Le Sirène

Le Sirène

Letras y Memorias

La marea se ha apaciguado, con calma, bajan de la nave los tripulantes que anduvieron por los océanos sin rumbo, perdidos pese a tener brújula en mano, porque a veces, incluso con la dirección fijada y la cruz marcada en el mapa, es el corazón el que no tiene claro el norte.  

Un último joven toca tierra; lleva la barba desordenada, ropas limpias pero gastadas por un trayecto de años usando lo mismo, la mirada está cansada y se pierde con facilidad en ese nuevo mundo al que acaban de arribar él y los demás, lleva los bolsillos llenos de esperanzas marchitas y, también, carga con el peso de haber perdido todo en ese mundo que recién dejó.

Anda por ese territorio ajeno a su recuerdo, ajeno a lo que su memoria guardó con gran cariño y que, para su mala fortuna, ha dejado de existir, porque así lo determinó el destino, no el suyo, sino el de aquello que se fue.

Avanza y avanza, un pie tras otro pie van dejando huellas en esas calles y, luego de un tiempo prolongado recorriendo tal mundo, aquel joven se sienta roto a llorar por el pasado. El llanto le ha enjugado la cara sucia, y los suspiros de anhelo se perdieron ya en el inmenso ambiente de su nuevo hogar… escucha entonces un canto dulce, un canto celestial que le atrae y lo obliga a romper la pausa de todo, para ir en su búsqueda. Unas cuántas noches que se sintieron como un puñado de horas, fueron suficientes para llegar a esa tierra prometida. Allí, al pie de aquel viejo reloj, encontró la fuente de tal sonido: una sirena. No era una figura como los libros viejos lo contaban, no. Esa sirena estaba protegida contra el frío invernal del pueblo, y andaba en dos pies como el resto de los humanos, pero la voz y la amenidad de su charla, hacían que aquel ser, luciera como Ariel. 

La sirena apareció de manera mágica en ese lugar, apareció como uno de esos envíos que llegan a la puerta con misterio, pero en cuyo interior se alojan los tesoros perdidos, no por marinos del mundo, sino por uno mismo, que pierde el rumbo cuando la esperanza se ha marchado entre los dedos. 

Tal sirena, de serio semblante pero cálida compañía, dedicó sus labores desde el día uno, a cuidar de quien confió sus penas a ella, y por ende, se volvió irremplazable en las jornadas del navegante perdido, quien cerca de sus risas, pudo sentirse en casa de nuevo…

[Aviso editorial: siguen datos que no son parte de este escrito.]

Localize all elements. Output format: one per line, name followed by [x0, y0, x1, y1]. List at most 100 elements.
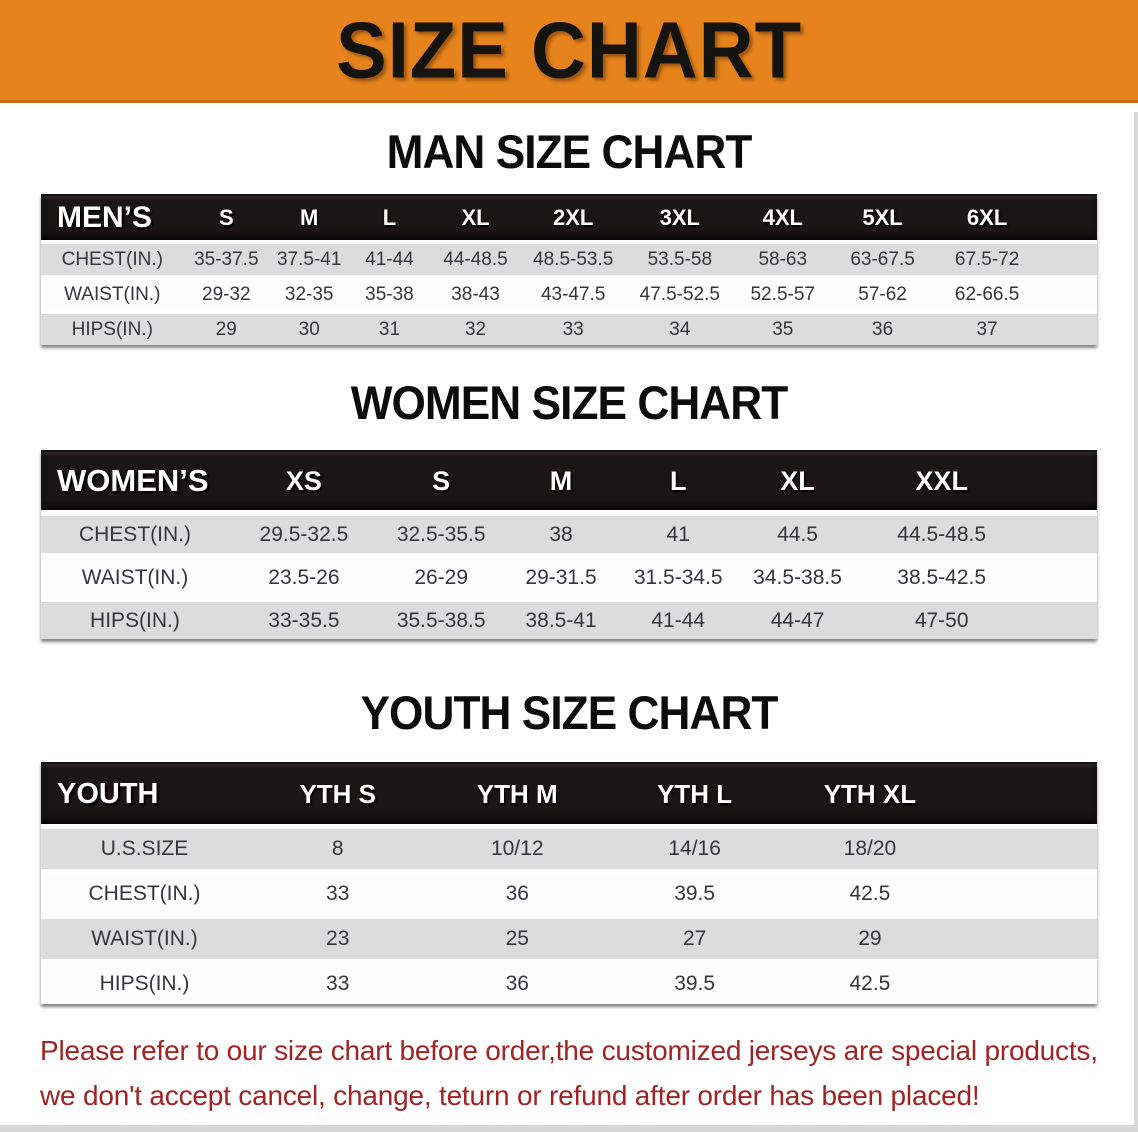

La sirena llegó en un momento de apremio, pues ayudó a que ese hombre se liberara de sus cargas, de sus lágrimas y de los dolores de quien extraña y no es echado de menos. Cuidó de sus heridas, ambos cuidaron de ellos y, cuando parecía que la paz era mayor, la sirena confesó que debía marcharse hacia el mar del sur. No le dijo al navegante cuándo volvería pero, sellaron un pacto de eterna compañía y complicidad, de la forma en que los verdaderos amantes sellan los pactos: con una sonrisa y un abrazo suave, honesto y puro. 

Hoy, han pasado algunos años desde el momento en que el viejo reloj de la plaza atestiguó el encuentro de dos mundos en uno solo. Son ya tres años desde que el pacto comenzó a trabajarse y escribirse y, aunque las maldiciones marinas hablan de tocar tierra luego de siete años largos, tanto el navegante como la sirena, saben que su lejana condena no es eterna, y que el mismo abrazo con el que se dijeron adiós, vendrá pronto para permitir que los corazones emocionados, salten de gusto al saberlos juntos de nuevo. 

¡Hasta la próxima!

Postdata: Gracias, sirena, por abrazarme cuando el rumbo estaba perdido, y cuando el cielo era más oscuro y profundo que el océano.